Genome Sequences of Malonate-Positive Cronobacter sakazakii Serogroup O:2, Sequence Type 64 Strains CDC 1121-73 and GK1025, Isolated from Human Bronchial Wash and a Powdered Infant Formula Manufacturing Plant.

We introduce draft genome sequences of strains CDC1121-73 (human bronchial wash isolate) and GK1025 (powdered infant formula manufacturing facility isolate), which are both malonate-positive Cronobacter sakazakii serogroup O:2, sequence type 64. Assemblies for these strains have sizes of 4,442,307 and 4,599,266 bp and % G+C contents of 56.9 and 56.7, respectively.

GENOME ANNOUNCEMENT

The Cronobacter genus comprises seven species, three of which (C. sakazakii, C. malonaticus, and C. turicensis) have been implicated in cases of severe infantile septicemia and meningitis infections, as well as wound and urinary tract infections in adults (1, 2). Until this investigation, the presence of malonate-positive C. sakazakii (Csak) strains that are associated with foods was under appreciated, possibly leading to misidentification of strains when relying on phenotypic identification alone (1). Multiple genomes of Csak O:2 strains have been reported, however, strain CDC1121-73 is the first Csak O:2, sequence type (ST) 64 isolated and was obtained from a human bronchial wash sample in 1973. Csak O:2 strain GK1025 was isolated from the environment of a European powdered infant formula manufacturing facility in 2015.

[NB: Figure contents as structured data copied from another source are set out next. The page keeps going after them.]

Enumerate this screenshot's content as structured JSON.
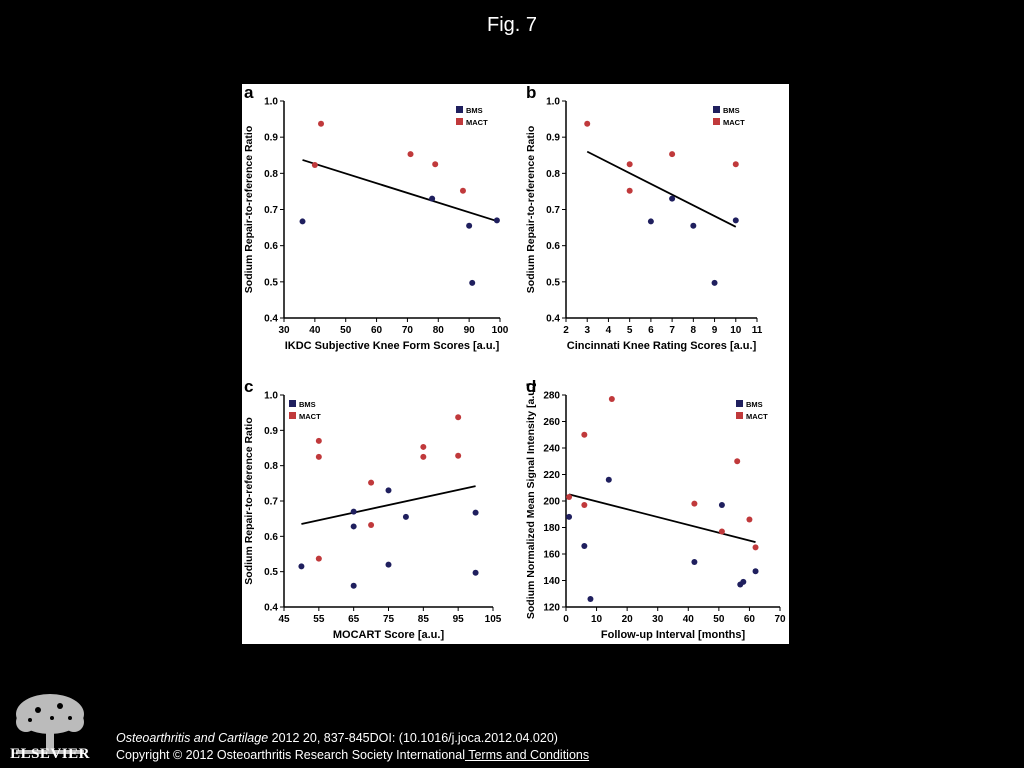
{
  "page": {
    "figure_title": "Fig. 7",
    "citation_journal": "Osteoarthritis and Cartilage",
    "citation_rest": " 2012 20, 837-845DOI: (10.1016/j.joca.2012.04.020)",
    "copyright": "Copyright © 2012 Osteoarthritis Research Society International",
    "terms_link": " Terms and Conditions",
    "publisher_logo_text": "ELSEVIER",
    "colors": {
      "background": "#000000",
      "bms": "#1f1f5e",
      "mact": "#c0393b"
    }
  },
  "chart_data": [
    {
      "panel": "a",
      "type": "scatter",
      "xlabel": "IKDC Subjective Knee Form Scores [a.u.]",
      "ylabel": "Sodium Repair-to-reference Ratio",
      "xlim": [
        30,
        100
      ],
      "ylim": [
        0.4,
        1.0
      ],
      "xticks": [
        30,
        40,
        50,
        60,
        70,
        80,
        90,
        100
      ],
      "yticks": [
        0.4,
        0.5,
        0.6,
        0.7,
        0.8,
        0.9,
        1.0
      ],
      "legend": [
        "BMS",
        "MACT"
      ],
      "legend_position": "top-right",
      "series": [
        {
          "name": "BMS",
          "points": [
            [
              36,
              0.667
            ],
            [
              78,
              0.73
            ],
            [
              90,
              0.655
            ],
            [
              91,
              0.497
            ],
            [
              99,
              0.67
            ]
          ]
        },
        {
          "name": "MACT",
          "points": [
            [
              40,
              0.823
            ],
            [
              42,
              0.937
            ],
            [
              71,
              0.853
            ],
            [
              79,
              0.825
            ],
            [
              88,
              0.752
            ]
          ]
        }
      ],
      "trendline": [
        [
          36,
          0.837
        ],
        [
          99,
          0.668
        ]
      ]
    },
    {
      "panel": "b",
      "type": "scatter",
      "xlabel": "Cincinnati Knee Rating Scores [a.u.]",
      "ylabel": "Sodium Repair-to-reference Ratio",
      "xlim": [
        2,
        11
      ],
      "ylim": [
        0.4,
        1.0
      ],
      "xticks": [
        2,
        3,
        4,
        5,
        6,
        7,
        8,
        9,
        10,
        11
      ],
      "yticks": [
        0.4,
        0.5,
        0.6,
        0.7,
        0.8,
        0.9,
        1.0
      ],
      "legend": [
        "BMS",
        "MACT"
      ],
      "legend_position": "top-right",
      "series": [
        {
          "name": "BMS",
          "points": [
            [
              6,
              0.667
            ],
            [
              7,
              0.73
            ],
            [
              8,
              0.655
            ],
            [
              9,
              0.497
            ],
            [
              10,
              0.67
            ]
          ]
        },
        {
          "name": "MACT",
          "points": [
            [
              3,
              0.937
            ],
            [
              5,
              0.825
            ],
            [
              5,
              0.752
            ],
            [
              7,
              0.853
            ],
            [
              10,
              0.825
            ]
          ]
        }
      ],
      "trendline": [
        [
          3,
          0.86
        ],
        [
          10,
          0.652
        ]
      ]
    },
    {
      "panel": "c",
      "type": "scatter",
      "xlabel": "MOCART Score [a.u.]",
      "ylabel": "Sodium Repair-to-reference Ratio",
      "xlim": [
        45,
        105
      ],
      "ylim": [
        0.4,
        1.0
      ],
      "xticks": [
        45,
        55,
        65,
        75,
        85,
        95,
        105
      ],
      "yticks": [
        0.4,
        0.5,
        0.6,
        0.7,
        0.8,
        0.9,
        1.0
      ],
      "legend": [
        "BMS",
        "MACT"
      ],
      "legend_position": "top-left",
      "series": [
        {
          "name": "BMS",
          "points": [
            [
              50,
              0.515
            ],
            [
              65,
              0.67
            ],
            [
              65,
              0.628
            ],
            [
              65,
              0.46
            ],
            [
              75,
              0.73
            ],
            [
              75,
              0.52
            ],
            [
              80,
              0.655
            ],
            [
              100,
              0.667
            ],
            [
              100,
              0.497
            ]
          ]
        },
        {
          "name": "MACT",
          "points": [
            [
              55,
              0.87
            ],
            [
              55,
              0.825
            ],
            [
              55,
              0.537
            ],
            [
              70,
              0.752
            ],
            [
              70,
              0.632
            ],
            [
              85,
              0.853
            ],
            [
              85,
              0.825
            ],
            [
              95,
              0.937
            ],
            [
              95,
              0.828
            ]
          ]
        }
      ],
      "trendline": [
        [
          50,
          0.635
        ],
        [
          100,
          0.742
        ]
      ]
    },
    {
      "panel": "d",
      "type": "scatter",
      "xlabel": "Follow-up Interval [months]",
      "ylabel": "Sodium Normalized Mean Signal Intensity [a.u.]",
      "xlim": [
        0,
        70
      ],
      "ylim": [
        120,
        280
      ],
      "xticks": [
        0,
        10,
        20,
        30,
        40,
        50,
        60,
        70
      ],
      "yticks": [
        120,
        140,
        160,
        180,
        200,
        220,
        240,
        260,
        280
      ],
      "legend": [
        "BMS",
        "MACT"
      ],
      "legend_position": "top-right",
      "series": [
        {
          "name": "BMS",
          "points": [
            [
              1,
              188
            ],
            [
              6,
              166
            ],
            [
              8,
              126
            ],
            [
              14,
              216
            ],
            [
              42,
              154
            ],
            [
              51,
              197
            ],
            [
              57,
              137
            ],
            [
              58,
              139
            ],
            [
              62,
              147
            ]
          ]
        },
        {
          "name": "MACT",
          "points": [
            [
              1,
              203
            ],
            [
              6,
              197
            ],
            [
              6,
              250
            ],
            [
              15,
              277
            ],
            [
              42,
              198
            ],
            [
              51,
              177
            ],
            [
              56,
              230
            ],
            [
              60,
              186
            ],
            [
              62,
              165
            ]
          ]
        }
      ],
      "trendline": [
        [
          1,
          205
        ],
        [
          62,
          169
        ]
      ]
    }
  ]
}
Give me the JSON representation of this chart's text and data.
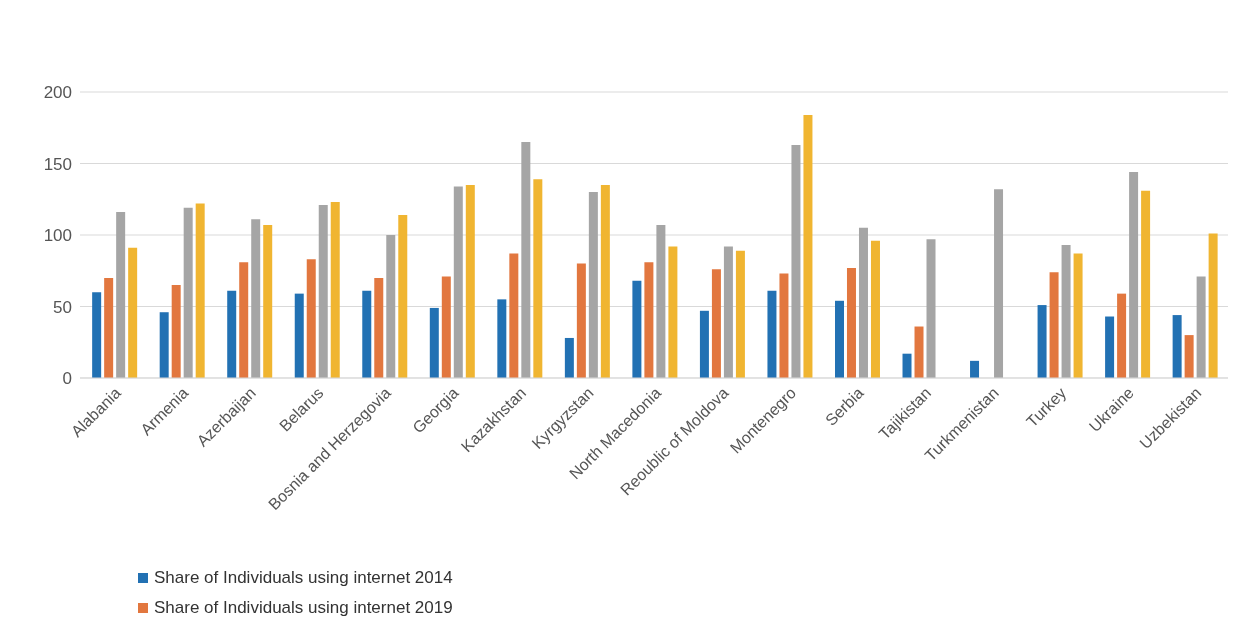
{
  "chart_data": {
    "type": "bar",
    "categories": [
      "Alabania",
      "Armenia",
      "Azerbaijan",
      "Belarus",
      "Bosnia and Herzegovia",
      "Georgia",
      "Kazakhstan",
      "Kyrgyzstan",
      "North Macedonia",
      "Reoublic of Moldova",
      "Montenegro",
      "Serbia",
      "Tajikistan",
      "Turkmenistan",
      "Turkey",
      "Ukraine",
      "Uzbekistan"
    ],
    "series": [
      {
        "name": "Share of Individuals using internet 2014",
        "color": "#2271b3",
        "values": [
          60,
          46,
          61,
          59,
          61,
          49,
          55,
          28,
          68,
          47,
          61,
          54,
          17,
          12,
          51,
          43,
          44
        ]
      },
      {
        "name": "Share of Individuals using internet 2019",
        "color": "#e2773f",
        "values": [
          70,
          65,
          81,
          83,
          70,
          71,
          87,
          80,
          81,
          76,
          73,
          77,
          36,
          null,
          74,
          59,
          30
        ]
      },
      {
        "color": "#a5a5a5",
        "values": [
          116,
          119,
          111,
          121,
          100,
          134,
          165,
          130,
          107,
          92,
          163,
          105,
          97,
          132,
          93,
          144,
          71
        ]
      },
      {
        "color": "#f0b531",
        "values": [
          91,
          122,
          107,
          123,
          114,
          135,
          139,
          135,
          92,
          89,
          184,
          96,
          null,
          null,
          87,
          131,
          101
        ]
      }
    ],
    "ylim": [
      0,
      200
    ],
    "yticks": [
      0,
      50,
      100,
      150,
      200
    ],
    "grid": "y",
    "legend": "bottom left"
  }
}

Whole-genome sequencing (WGS) was performed on the isolates using the MiSeq platform (Illumina, San Diego, CA, USA), using Illumina’s NextSeq XT library kit. Trimmed Fastq data sets were de novo assembled with CLC Genomics Workbench version 7.0 (CLC bio, Aarhus, Denmark). The CDC1121-73 and GK1025 WGS assemblies were found to have 70 and 94 contigs (>500 bp long), 56.9 and 56.7% G+C content, and 4,112 and 4,295 CDS, respectively. WGS assemblies for CDC1121-73 and GK1025 were annotated using the RAST annotation server (3) and a malonate utilization gene cluster was identified in each genome. This operon was found to be flanked by gyrB and katG and contains genes for α, β, Δ, and γ subunits of malonate decarboxylase, malonyl CoA acyl carrier protein transacylase, and a malonate utilization transcriptional regulator. Phenotypically, they could utilize malonate using Ewing’s modified malonate broth (4, 5).

Interestingly, a comparison of the two genomes using JSpecies (6) provided an average tetranucleotide identity score of 99.98%, despite their origin from two different continents, and isolation separated by four decades. These results suggest that both strains are very homologous and phylogenetically they possess many notable genomic features common between them. To mention a few, each possessed gene clusters encoding for β-, δ-, and type 1-fimbriae and over 40 efflux pump-related genes, for example, MATE-MDR efflux pump and cmeB, acrR, mcaA, and arsenic resistance were found. Each strain had 11 alleles related to stress response, for example, degS and universal stress protein genes A-C, E, and G and 24 alleles for polysaccharide biosynthesis, transportation, and exportation. PCR results support genomic findings which show that both strains possessed the pESA3-like virulence plasmid and additionally, strain CDC1121-73 harbored a pCTU3-like plasmid (7).

The data presented here increase the number of publically available Cronobacter genomes, including for the first time, genomes of malonate-positive C. sakazakii isolates. Further studies to determine the origin of malonate utilization genes in ST64 C. sakazakii isolates are needed to ascertain whether these C. sakazakii strains are an example of convergent evolution with C. malonaticus, or, contrastingly, have more recently diverged from the C. malonaticus species on the evolutionary time scale.

Accession number(s).

The accession numbers of C. sakazakii strains CDC1121-73 and GK1025 evaluated in this study were submitted to the National Center for Biotechnology Information under Bioproject PRJNA258403 (Cronobacter GenomeTrakr Project FDA-CFSAN) as Biosamples SAMN04329632 and SAMN04329637, SUBIDs 1743736 and 1743738, and assemblies MCOD00000000 and MCOE00000000, respectively.